We awoke to a fairly steady rain, and the surrounding mountains were shrouded in clouds. The assumption we made, that proved to be true, is that it was probably snowing up in the higher elevations. We had thought we would be climbing Stelvio on this day, but the "run for cover" the night before made that unlikely. The snow is all the more reason for us to take it easy and just get in position to go over the mountain.
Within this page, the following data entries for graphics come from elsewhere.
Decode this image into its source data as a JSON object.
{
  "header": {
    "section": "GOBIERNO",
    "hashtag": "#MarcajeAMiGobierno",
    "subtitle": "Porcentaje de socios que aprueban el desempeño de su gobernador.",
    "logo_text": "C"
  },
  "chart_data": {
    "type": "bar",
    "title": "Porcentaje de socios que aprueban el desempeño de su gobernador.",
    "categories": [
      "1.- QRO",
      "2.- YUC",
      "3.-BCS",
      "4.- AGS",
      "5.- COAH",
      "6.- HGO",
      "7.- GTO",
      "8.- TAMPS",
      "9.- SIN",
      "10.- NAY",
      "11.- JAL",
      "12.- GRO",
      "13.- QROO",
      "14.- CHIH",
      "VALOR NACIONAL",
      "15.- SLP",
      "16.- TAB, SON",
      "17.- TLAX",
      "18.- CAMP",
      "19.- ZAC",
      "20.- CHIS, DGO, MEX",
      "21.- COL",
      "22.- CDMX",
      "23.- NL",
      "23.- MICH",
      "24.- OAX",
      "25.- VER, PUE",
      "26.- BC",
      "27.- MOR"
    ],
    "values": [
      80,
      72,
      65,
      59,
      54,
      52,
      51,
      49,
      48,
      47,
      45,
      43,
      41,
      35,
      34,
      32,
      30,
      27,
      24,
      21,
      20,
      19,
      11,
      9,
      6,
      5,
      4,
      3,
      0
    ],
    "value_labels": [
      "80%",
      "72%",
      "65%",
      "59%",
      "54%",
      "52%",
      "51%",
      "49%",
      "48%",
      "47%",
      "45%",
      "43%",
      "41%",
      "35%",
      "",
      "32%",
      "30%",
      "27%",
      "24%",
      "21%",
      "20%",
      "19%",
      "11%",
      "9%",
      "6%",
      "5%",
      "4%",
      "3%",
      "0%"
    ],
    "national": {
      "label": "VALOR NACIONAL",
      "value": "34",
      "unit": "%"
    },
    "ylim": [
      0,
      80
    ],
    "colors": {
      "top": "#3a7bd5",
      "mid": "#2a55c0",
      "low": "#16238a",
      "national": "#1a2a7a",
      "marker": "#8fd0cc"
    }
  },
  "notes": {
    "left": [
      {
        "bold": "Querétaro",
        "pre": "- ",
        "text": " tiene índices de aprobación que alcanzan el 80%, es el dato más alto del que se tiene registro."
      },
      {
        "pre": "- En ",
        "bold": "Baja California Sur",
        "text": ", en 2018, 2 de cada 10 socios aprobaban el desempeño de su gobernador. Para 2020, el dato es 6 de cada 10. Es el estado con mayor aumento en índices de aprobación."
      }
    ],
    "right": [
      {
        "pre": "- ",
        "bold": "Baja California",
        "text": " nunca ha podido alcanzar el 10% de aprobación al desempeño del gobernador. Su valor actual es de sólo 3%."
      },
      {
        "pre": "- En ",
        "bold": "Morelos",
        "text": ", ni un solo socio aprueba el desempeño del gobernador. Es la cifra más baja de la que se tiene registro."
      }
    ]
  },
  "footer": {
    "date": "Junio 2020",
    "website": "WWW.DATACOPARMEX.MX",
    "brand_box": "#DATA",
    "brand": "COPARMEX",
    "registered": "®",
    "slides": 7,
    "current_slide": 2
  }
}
We ate a large breakfast at the buffet, packed, and checked out of the hotel. The clerk helped us retrieve the bikes from the garage and we set out on the Val Venosta bike path for Prato. The plan was to stick to the bike path as much as possible, hopefully all the way to Prato. We wound our way through apple orchards, vineyards, and small villages. Church was letting out in a couple of towns, and it was interesting to see the men walking in typical tyrolean attire, complete with white feathers in the caps. Just past the town of Laces the path turned to dirt track through the forest; on this segment we encountered a fairly new covered bridge! At Schlanders we missed a turn and ended up on SS38 again. We turned back and found the path again. At Laas we found that we were headed back onto the road and turned back before getting there. We tried three different paths, all blocked in one way or another (one was flooded, and that was probably the correct path). Eventually we gave in, made our way onto SS38 and pedaled quickly to Prato.
I checked us into the fanciest hotel, the Hotel Zentral, a newly remodeled inn with indoor swimming pool and sauna. We were hungry but found that the nearby restaurants were closed. The young desk clerk, who as it turned out was the owner, arranged for a small lunch from the (closed) kitchen of the hotel. Most of the guest seem to be german motorcyclists waiting out the storm. Dinner at the inn had one unusual twist, a plate of canned tuna with olives and mushrooms ... a rather large portion actually. More tuna than I have eaten in a couple of years. After dinner we take a walk around part of town, one more at home with the German name Prad am Stilfersjoch than the Italian. More of the hills are visible, showing a fresh blanket of high snow higher up.